Violeta Munoz-Fuentes, Mouse Informatics, EMBL-EBI
The IMPC is making a catalogue of gene function using the mouse as a model, knocking out one protein gene at a time and recording the phenotype alterations that are observed in the knockout (KO) mice as compared to the wildtype or background strain. By understanding the physiological systems that get affected, the IMPC can link gene with function. Significant phenotype alterations in the KO mice are primarily annotated using the Mammalian Phenotype Ontology, but other ontologies may also be used, as needed (MA, MPATH, PATO, Uberon, EMAPA). The ultimate goal of the IMPC is to help diagnose human disease. One way to get support for the involvement of a rare variant found in the genome of a patient with a rare disease is by phenorreplication of the patient’s phenotype in an animal model for which that gene has been knocked out (or the variant engineered). In the case of the IMPC, these phenotypes are described primarily using MP terms. Because patients can be / are described using HP terms, there is a need for MP – HP mappings. Some example use cases:
- A clinician has a patient with a rare disease. After sequencing, several genes are identified as potential candidates. The clinician looks up the genes orthologous to the human genes in the IMPC (or other) database. These genes are annotated with significant MP terms, but the clinician needs to see them mapped to HP terms, as the latter are the ones that are used to describe the patient.

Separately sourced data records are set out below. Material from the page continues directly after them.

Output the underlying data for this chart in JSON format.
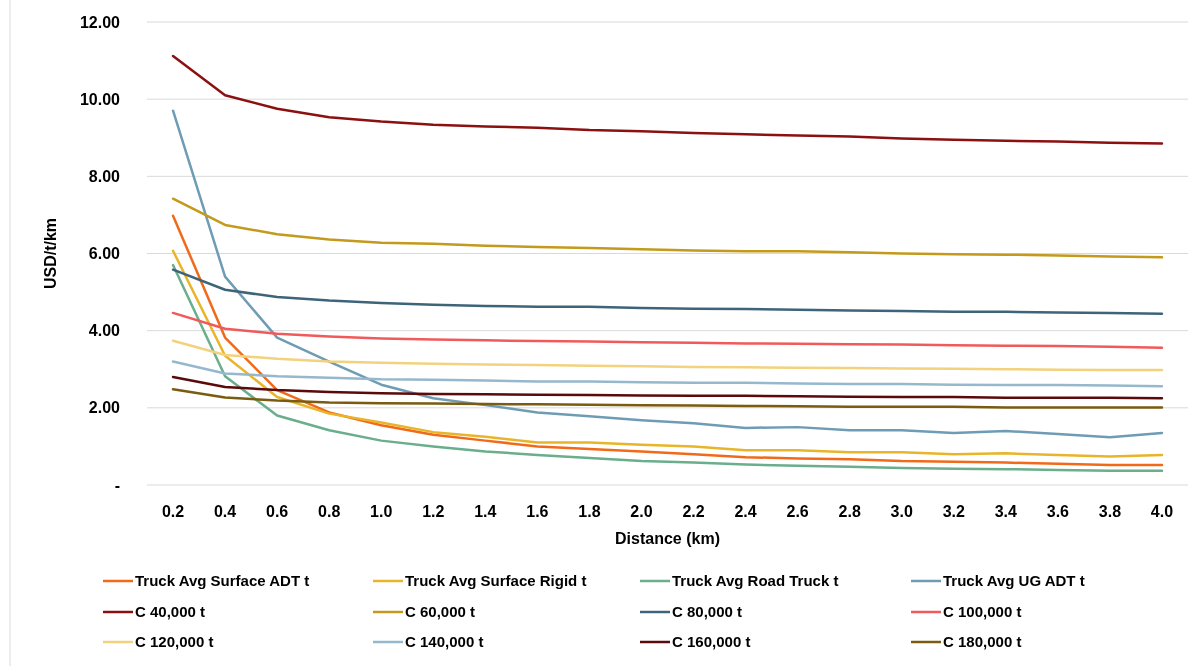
{
  "chart_data": {
    "type": "line",
    "xlabel": "Distance (km)",
    "ylabel": "USD/t/km",
    "categories": [
      "0.2",
      "0.4",
      "0.6",
      "0.8",
      "1.0",
      "1.2",
      "1.4",
      "1.6",
      "1.8",
      "2.0",
      "2.2",
      "2.4",
      "2.6",
      "2.8",
      "3.0",
      "3.2",
      "3.4",
      "3.6",
      "3.8",
      "4.0"
    ],
    "ylim": [
      0,
      12
    ],
    "yticks": [
      {
        "value": 0,
        "label": "-"
      },
      {
        "value": 2,
        "label": "2.00"
      },
      {
        "value": 4,
        "label": "4.00"
      },
      {
        "value": 6,
        "label": "6.00"
      },
      {
        "value": 8,
        "label": "8.00"
      },
      {
        "value": 10,
        "label": "10.00"
      },
      {
        "value": 12,
        "label": "12.00"
      }
    ],
    "grid": "y",
    "legend": "bottom",
    "marker": "none",
    "line_style": "solid",
    "series": [
      {
        "name": "Truck Avg Surface ADT t",
        "color": "#f06a1a",
        "values": [
          6.98,
          3.82,
          2.46,
          1.88,
          1.55,
          1.3,
          1.15,
          1.0,
          0.93,
          0.87,
          0.8,
          0.72,
          0.69,
          0.67,
          0.62,
          0.6,
          0.58,
          0.55,
          0.52,
          0.52
        ]
      },
      {
        "name": "Truck Avg Surface Rigid t",
        "color": "#e8b52a",
        "values": [
          6.07,
          3.35,
          2.28,
          1.85,
          1.62,
          1.37,
          1.25,
          1.1,
          1.1,
          1.04,
          1.0,
          0.9,
          0.9,
          0.85,
          0.85,
          0.8,
          0.82,
          0.78,
          0.74,
          0.78
        ]
      },
      {
        "name": "Truck Avg Road Truck t",
        "color": "#6aae8c",
        "values": [
          5.7,
          2.82,
          1.8,
          1.42,
          1.15,
          1.0,
          0.87,
          0.78,
          0.7,
          0.62,
          0.58,
          0.53,
          0.5,
          0.47,
          0.44,
          0.42,
          0.41,
          0.39,
          0.37,
          0.37
        ]
      },
      {
        "name": "Truck Avg UG ADT t",
        "color": "#6f9cb5",
        "values": [
          9.7,
          5.4,
          3.82,
          3.2,
          2.6,
          2.25,
          2.07,
          1.88,
          1.78,
          1.68,
          1.6,
          1.48,
          1.5,
          1.42,
          1.42,
          1.35,
          1.4,
          1.32,
          1.24,
          1.35
        ]
      },
      {
        "name": "C 40,000 t",
        "color": "#8b1010",
        "values": [
          11.12,
          10.1,
          9.75,
          9.53,
          9.42,
          9.34,
          9.29,
          9.26,
          9.2,
          9.17,
          9.12,
          9.09,
          9.06,
          9.03,
          8.98,
          8.95,
          8.92,
          8.9,
          8.87,
          8.85
        ]
      },
      {
        "name": "C 60,000 t",
        "color": "#c39a1c",
        "values": [
          7.42,
          6.74,
          6.5,
          6.36,
          6.28,
          6.25,
          6.2,
          6.17,
          6.14,
          6.11,
          6.08,
          6.06,
          6.06,
          6.03,
          6.0,
          5.98,
          5.97,
          5.95,
          5.92,
          5.9
        ]
      },
      {
        "name": "C 80,000 t",
        "color": "#3d6478",
        "values": [
          5.58,
          5.06,
          4.87,
          4.78,
          4.72,
          4.67,
          4.64,
          4.62,
          4.62,
          4.59,
          4.57,
          4.56,
          4.54,
          4.52,
          4.51,
          4.49,
          4.49,
          4.47,
          4.46,
          4.44
        ]
      },
      {
        "name": "C 100,000 t",
        "color": "#f05a5a",
        "values": [
          4.46,
          4.05,
          3.92,
          3.85,
          3.8,
          3.77,
          3.75,
          3.73,
          3.72,
          3.7,
          3.69,
          3.67,
          3.66,
          3.65,
          3.64,
          3.62,
          3.61,
          3.6,
          3.58,
          3.56
        ]
      },
      {
        "name": "C 120,000 t",
        "color": "#f2d27e",
        "values": [
          3.74,
          3.37,
          3.27,
          3.2,
          3.17,
          3.14,
          3.12,
          3.11,
          3.09,
          3.08,
          3.06,
          3.05,
          3.04,
          3.03,
          3.02,
          3.01,
          3.0,
          2.99,
          2.98,
          2.98
        ]
      },
      {
        "name": "C 140,000 t",
        "color": "#96b8cc",
        "values": [
          3.2,
          2.89,
          2.82,
          2.78,
          2.74,
          2.73,
          2.71,
          2.68,
          2.68,
          2.66,
          2.65,
          2.65,
          2.63,
          2.62,
          2.62,
          2.6,
          2.59,
          2.59,
          2.58,
          2.56
        ]
      },
      {
        "name": "C 160,000 t",
        "color": "#5a0a0a",
        "values": [
          2.8,
          2.54,
          2.46,
          2.41,
          2.38,
          2.36,
          2.35,
          2.34,
          2.33,
          2.32,
          2.31,
          2.31,
          2.3,
          2.29,
          2.28,
          2.28,
          2.26,
          2.26,
          2.26,
          2.25
        ]
      },
      {
        "name": "C 180,000 t",
        "color": "#7a5c10",
        "values": [
          2.48,
          2.27,
          2.19,
          2.14,
          2.12,
          2.11,
          2.1,
          2.09,
          2.08,
          2.07,
          2.06,
          2.05,
          2.04,
          2.03,
          2.03,
          2.03,
          2.01,
          2.01,
          2.01,
          2.01
        ]
      }
    ]
  }
}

- A researcher wants to find genes associated with the cardiovascular function in humans. The researcher looks up “cardiovascular disease” (EFO term) in the GWAS Catalog and 331 variants are reported. Both genes and traits associated with these variants are listed (traits are curated from publications and mapped to the EFO). The researcher wants to see, for the orthologous mouse genes in the IMPC database, which phenotypes are reported in mice, and which ones are not (issue).

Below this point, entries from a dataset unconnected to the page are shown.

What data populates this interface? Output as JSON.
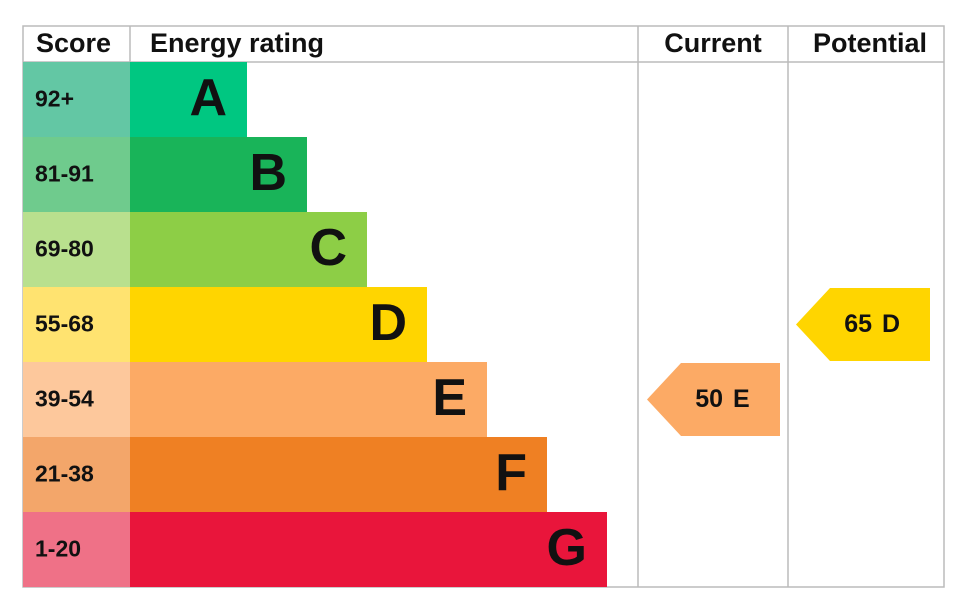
{
  "headers": {
    "score": "Score",
    "rating": "Energy rating",
    "current": "Current",
    "potential": "Potential"
  },
  "bands": [
    {
      "score": "92+",
      "letter": "A",
      "color": "#00c781",
      "score_color": "#63c7a4"
    },
    {
      "score": "81-91",
      "letter": "B",
      "color": "#19b459",
      "score_color": "#6fcb8d"
    },
    {
      "score": "69-80",
      "letter": "C",
      "color": "#8dce46",
      "score_color": "#b9e08e"
    },
    {
      "score": "55-68",
      "letter": "D",
      "color": "#ffd500",
      "score_color": "#ffe370"
    },
    {
      "score": "39-54",
      "letter": "E",
      "color": "#fcaa65",
      "score_color": "#fdc89c"
    },
    {
      "score": "21-38",
      "letter": "F",
      "color": "#ef8023",
      "score_color": "#f3a66a"
    },
    {
      "score": "1-20",
      "letter": "G",
      "color": "#e9153b",
      "score_color": "#ef7187"
    }
  ],
  "current": {
    "value": 50,
    "letter": "E",
    "color": "#fcaa65"
  },
  "potential": {
    "value": 65,
    "letter": "D",
    "color": "#ffd500"
  }
}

- A researcher has a subset of IMPC genes that are associated with the cardiovascular function. S/he maps them to the orthologous human genes and looks them up in Open Targets (EFO 3). S/he wants to know which of the phenotype hits reported in humans are also reported in mice and which ones are not.

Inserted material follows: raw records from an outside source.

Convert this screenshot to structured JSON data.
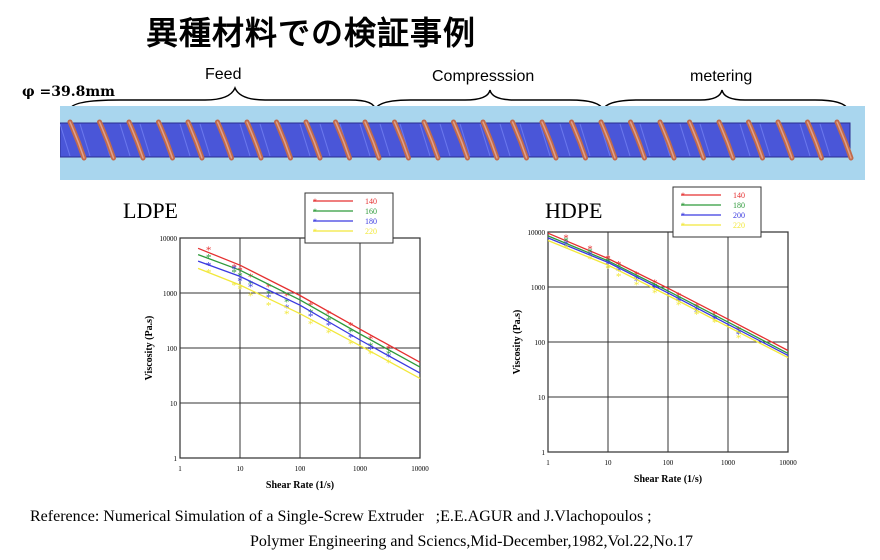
{
  "title": "異種材料での検証事例",
  "diameter_label": "φ =39.8mm",
  "zones": [
    "Feed",
    "Compresssion",
    "metering"
  ],
  "reference": {
    "line1": "Reference: Numerical Simulation of a Single-Screw Extruder   ;E.E.AGUR and J.Vlachopoulos ;",
    "line2": "Polymer Engineering and Sciencs,Mid-December,1982,Vol.22,No.17"
  },
  "colors": {
    "t140": "#e53030",
    "t160": "#2e9a3a",
    "t180": "#2e9a3a",
    "t200": "#3a3ae0",
    "t220": "#f2e83a",
    "t180_ldpe": "#3a3ae0"
  },
  "chart_data": [
    {
      "type": "line",
      "title": "LDPE",
      "xlabel": "Shear Rate (1/s)",
      "ylabel": "Viscosity (Pa.s)",
      "xscale": "log",
      "yscale": "log",
      "xlim": [
        1,
        10000
      ],
      "ylim": [
        1,
        10000
      ],
      "xticks": [
        "1",
        "10",
        "100",
        "1000",
        "10000"
      ],
      "yticks": [
        "1",
        "10",
        "100",
        "1000",
        "10000"
      ],
      "grid": true,
      "legend_position": "top-center",
      "series": [
        {
          "name": "140",
          "color": "#e53030",
          "line": {
            "x": [
              2,
              10,
              100,
              1000,
              10000
            ],
            "y": [
              6500,
              3200,
              900,
              220,
              55
            ]
          },
          "points": {
            "x": [
              3,
              8,
              10,
              15,
              30,
              60,
              150,
              300,
              700,
              1500,
              3000
            ],
            "y": [
              6200,
              3000,
              2600,
              2000,
              1300,
              900,
              600,
              420,
              260,
              150,
              100
            ]
          }
        },
        {
          "name": "160",
          "color": "#2e9a3a",
          "line": {
            "x": [
              2,
              10,
              100,
              1000,
              10000
            ],
            "y": [
              5000,
              2600,
              750,
              180,
              45
            ]
          },
          "points": {
            "x": [
              3,
              8,
              10,
              15,
              30,
              60,
              150,
              300,
              700,
              1500,
              3000
            ],
            "y": [
              4500,
              2400,
              2100,
              1500,
              1000,
              700,
              450,
              320,
              200,
              110,
              80
            ]
          }
        },
        {
          "name": "180",
          "color": "#3a3ae0",
          "line": {
            "x": [
              2,
              10,
              100,
              1000,
              10000
            ],
            "y": [
              3800,
              2000,
              600,
              140,
              35
            ]
          },
          "points": {
            "x": [
              3,
              8,
              10,
              15,
              30,
              60,
              150,
              300,
              700,
              1500,
              3000
            ],
            "y": [
              3200,
              2800,
              1700,
              1300,
              850,
              550,
              380,
              260,
              160,
              95,
              70
            ]
          }
        },
        {
          "name": "220",
          "color": "#f2e83a",
          "line": {
            "x": [
              2,
              10,
              100,
              1000,
              10000
            ],
            "y": [
              2800,
              1400,
              420,
              110,
              28
            ]
          },
          "points": {
            "x": [
              3,
              8,
              10,
              15,
              30,
              60,
              150,
              300,
              700,
              1500,
              3000
            ],
            "y": [
              2400,
              1400,
              1200,
              900,
              600,
              420,
              280,
              190,
              120,
              80,
              55
            ]
          }
        }
      ]
    },
    {
      "type": "line",
      "title": "HDPE",
      "xlabel": "Shear Rate (1/s)",
      "ylabel": "Viscosity (Pa.s)",
      "xscale": "log",
      "yscale": "log",
      "xlim": [
        1,
        10000
      ],
      "ylim": [
        1,
        10000
      ],
      "xticks": [
        "1",
        "10",
        "100",
        "1000",
        "10000"
      ],
      "yticks": [
        "1",
        "10",
        "100",
        "1000",
        "10000"
      ],
      "grid": true,
      "legend_position": "top-center",
      "series": [
        {
          "name": "140",
          "color": "#e53030",
          "line": {
            "x": [
              1,
              10,
              100,
              1000,
              10000
            ],
            "y": [
              9500,
              3300,
              950,
              260,
              70
            ]
          },
          "points": {
            "x": [
              2,
              5,
              10,
              15,
              30,
              60,
              150,
              300,
              600,
              1500
            ],
            "y": [
              8000,
              5000,
              3400,
              2600,
              1700,
              1200,
              700,
              450,
              320,
              170
            ]
          }
        },
        {
          "name": "180",
          "color": "#2e9a3a",
          "line": {
            "x": [
              1,
              10,
              100,
              1000,
              10000
            ],
            "y": [
              8500,
              3000,
              850,
              230,
              62
            ]
          },
          "points": {
            "x": [
              2,
              5,
              10,
              15,
              30,
              60,
              150,
              300,
              600,
              1500
            ],
            "y": [
              7000,
              4400,
              3000,
              2300,
              1500,
              1050,
              620,
              400,
              280,
              150
            ]
          }
        },
        {
          "name": "200",
          "color": "#3a3ae0",
          "line": {
            "x": [
              1,
              10,
              100,
              1000,
              10000
            ],
            "y": [
              7800,
              2800,
              780,
              210,
              57
            ]
          },
          "points": {
            "x": [
              2,
              5,
              10,
              15,
              30,
              60,
              150,
              300,
              600,
              1500
            ],
            "y": [
              6200,
              3900,
              2700,
              2000,
              1300,
              950,
              560,
              360,
              260,
              140
            ]
          }
        },
        {
          "name": "220",
          "color": "#f2e83a",
          "line": {
            "x": [
              1,
              10,
              100,
              1000,
              10000
            ],
            "y": [
              7000,
              2500,
              700,
              190,
              52
            ]
          },
          "points": {
            "x": [
              2,
              5,
              10,
              15,
              30,
              60,
              150,
              300,
              600,
              1500
            ],
            "y": [
              5200,
              3300,
              2200,
              1600,
              1100,
              800,
              480,
              320,
              230,
              120
            ]
          }
        }
      ]
    }
  ]
}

Francisco Requena, Ph.D. Student at the Clinical Bioinformatics lab, Institut Imagine (Paris):
My work consists of the interpretation of the mutations found in the DNA of patients with genetic diseases. Phenotypic similarity analysis allows us to take advantage of patients' clinical features to find the causal gene(s). Unfortunately, hundreds of new associations of genetic diseases are discovered every year. Therefore, our current knowledge about the associations of HP terms and genes is limited. As an alternative, we have available extensive information on the effect of altered genes in mouse models with their respective phenotypical consequences. For those genes without HP term annotation, an interesting approach is semantic similarity between MP terms (mouse model) and HP terms (patient).
Li Xiaoxu, Laboratoire de Physiologie Intégrative et Systémique (EPFL)
My project revolves around using our large datasets in mouse genetic reference populations (https://www.systems-genetics.org/, PMID: 29199021) to infer information about humans. One important step in this procedure is matching the many phenotypes we measured in the mice to their human equivalents, hence my interest.